Stonewall the defence
“It's concentration for me. It's not happened all season, our first time contacts have been good, but it's the lapses in concentration.
“To find that answer right now, we'd all be a genius with it. Only at the time, in the arena, can the individuals tell you what is happening at that time from their viewpoint. That's not been us. We felt we'd addressed those first time contacts with the personnel this season.”
Those were the words of Moore after a 3-2 defeat at Burton Albion. Individual errors in defence again contributed to concessions in wins over Bristol Rovers and against Exeter City since.
And the Owls boss is right. The defence that not long ago was the best in the division has allowed sloppiness to creep in. How does a squad go about cutting those out?
They must find a way.
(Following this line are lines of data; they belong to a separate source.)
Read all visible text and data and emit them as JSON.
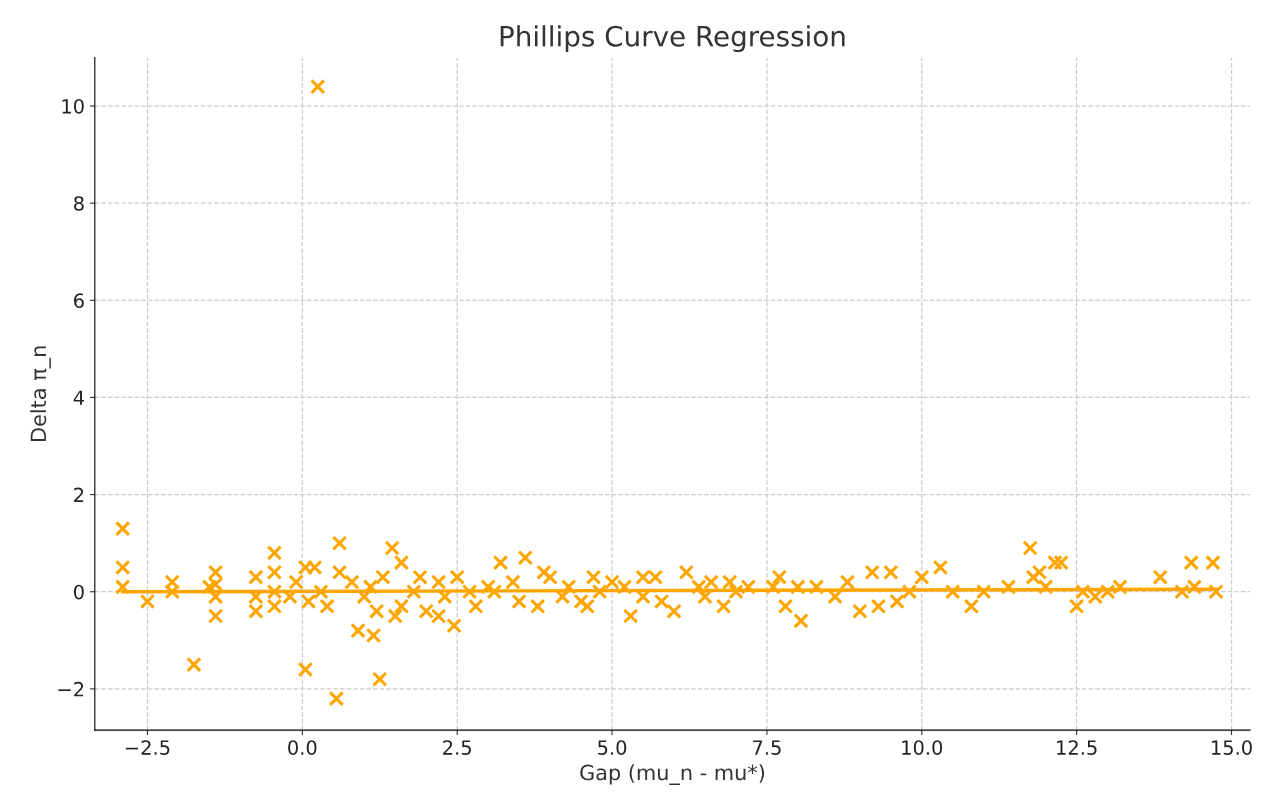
{
  "chart_data": {
    "type": "scatter",
    "title": "Phillips Curve Regression",
    "xlabel": "Gap (mu_n - mu*)",
    "ylabel": "Delta π_n",
    "xlim": [
      -3.35,
      15.3
    ],
    "ylim": [
      -2.85,
      11.0
    ],
    "xticks": [
      {
        "value": -2.5,
        "label": "−2.5"
      },
      {
        "value": 0,
        "label": "0.0"
      },
      2.5,
      {
        "value": 5,
        "label": "5.0"
      },
      7.5,
      {
        "value": 10,
        "label": "10.0"
      },
      12.5,
      {
        "value": 15,
        "label": "15.0"
      }
    ],
    "yticks": [
      {
        "value": -2,
        "label": "−2"
      },
      0,
      2,
      4,
      6,
      8,
      10
    ],
    "grid": true,
    "legend": false,
    "series": [
      {
        "marker": "cross",
        "color": "#ffa500",
        "x": [
          0.25,
          -2.9,
          -2.9,
          -2.9,
          -2.5,
          -2.1,
          -2.1,
          -1.75,
          -1.4,
          -1.4,
          -1.4,
          -1.4,
          -1.5,
          -0.75,
          -0.75,
          -0.75,
          -0.45,
          -0.45,
          -0.45,
          -0.45,
          -0.1,
          0.05,
          0.05,
          0.2,
          0.1,
          0.3,
          0.55,
          0.6,
          0.6,
          0.9,
          1.15,
          1.25,
          1.45,
          1.6,
          2.45,
          3.2,
          3.6,
          5.3,
          8.05,
          11.75,
          12.15,
          12.25,
          13.85,
          14.35,
          14.7,
          14.75,
          14.2,
          14.4,
          13.2,
          12.5,
          12.8,
          11.8,
          11.9,
          12.0,
          10.8,
          10.3,
          10.0,
          9.5,
          9.2,
          9.0,
          9.3,
          8.8,
          8.6,
          8.3,
          7.7,
          7.6,
          7.8,
          7.2,
          6.9,
          6.5,
          6.2,
          6.0,
          5.7,
          5.5,
          5.0,
          4.7,
          4.5,
          4.3,
          4.0,
          3.8,
          3.4,
          3.0,
          2.8,
          2.5,
          2.2,
          2.0,
          1.8,
          1.6,
          1.3,
          1.0,
          0.8,
          1.5,
          1.2,
          2.2,
          3.1,
          3.5,
          4.2,
          4.8,
          5.2,
          5.8,
          6.4,
          6.8,
          7.0,
          3.9,
          2.7,
          1.9,
          4.6,
          5.5,
          6.6,
          11.0,
          10.5,
          9.8,
          9.6,
          11.4,
          12.6,
          13.0,
          8.0,
          2.3,
          1.1,
          0.4,
          -0.2
        ],
        "values": [
          10.4,
          1.3,
          0.5,
          0.1,
          -0.2,
          0.2,
          0.0,
          -1.5,
          0.4,
          0.15,
          -0.1,
          -0.5,
          0.1,
          0.3,
          -0.1,
          -0.4,
          0.8,
          0.4,
          0.0,
          -0.3,
          0.2,
          0.5,
          -1.6,
          0.5,
          -0.2,
          0.0,
          -2.2,
          1.0,
          0.4,
          -0.8,
          -0.9,
          -1.8,
          0.9,
          0.6,
          -0.7,
          0.6,
          0.7,
          -0.5,
          -0.6,
          0.9,
          0.6,
          0.6,
          0.3,
          0.6,
          0.6,
          0.0,
          0.0,
          0.1,
          0.1,
          -0.3,
          -0.1,
          0.3,
          0.4,
          0.1,
          -0.3,
          0.5,
          0.3,
          0.4,
          0.4,
          -0.4,
          -0.3,
          0.2,
          -0.1,
          0.1,
          0.3,
          0.1,
          -0.3,
          0.1,
          0.2,
          -0.1,
          0.4,
          -0.4,
          0.3,
          0.3,
          0.2,
          0.3,
          -0.2,
          0.1,
          0.3,
          -0.3,
          0.2,
          0.1,
          -0.3,
          0.3,
          0.2,
          -0.4,
          0.0,
          -0.3,
          0.3,
          -0.1,
          0.2,
          -0.5,
          -0.4,
          -0.5,
          0.0,
          -0.2,
          -0.1,
          0.0,
          0.1,
          -0.2,
          0.1,
          -0.3,
          0.0,
          0.4,
          0.0,
          0.3,
          -0.3,
          -0.1,
          0.2,
          0.0,
          0.0,
          0.0,
          -0.2,
          0.1,
          0.0,
          0.0,
          0.1,
          -0.1,
          0.1,
          -0.3,
          -0.1
        ]
      },
      {
        "type": "line",
        "marker": "none",
        "line_style": "solid",
        "color": "#ffa500",
        "x": [
          -2.9,
          14.75
        ],
        "values": [
          0.0,
          0.05
        ]
      }
    ]
  }
}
As Wednesday found out to their detriment last season, play-offs are more often than not tight, cagey clashes that can be decided on defensive errors.
A match-fit Ihiekwe can help, you’d think. It’s long overdue they tighten-up.
Inject confidence – and get their swagger back
These next two matches are worth so much more than a training exercise for those coming back from injury. With third place in their grip and midweek outings in the rearview mirror, Moore can utilise the full breadth of his available squad to ensure his players have adequate recuperation time to come hard at the play-offs.
For an outfit that has laboured through a wham-bang fixture schedule in recent weeks, an eight-day gap between semi-finals is an advantage, you’d think, over the four-day whirlwind of last season.
But most important is that they win the two remaining league games and re-discover their swagger in performance. While top teams were rarely blown to pieces in that long unbeaten run, there was a chest-out know-how to Wednesday and the way they went about things that has leaked from their body language in more recent times.
The Owls must use the ball better. There’s little doubt the absence of Windass has had them going more direct and questions have been asked of that way of thinking, but Moore has himself expressed frustration at an over-eagerness in possession.
More quality and more surety is required and can be built in the coming fortnight.
Lift the mood
Sheffield Wednesday’s greatest asset – by some distance – is its fanbase. And on occasions such as the play-offs, there are few you’d rather have behind your players. Hillsborough is something special when it’s bustling and bouncing.
The pain and disappointment of missing out on automatic promotion is not a last day affair and though the feeling is that raw, positive performances and most important of all two wins can inject even more life into the club and transform frustration into excitement heading into four – and maybe five – crucial matches.
The fans will do their bit. It’s up to Moore, his staff and his players to do theirs.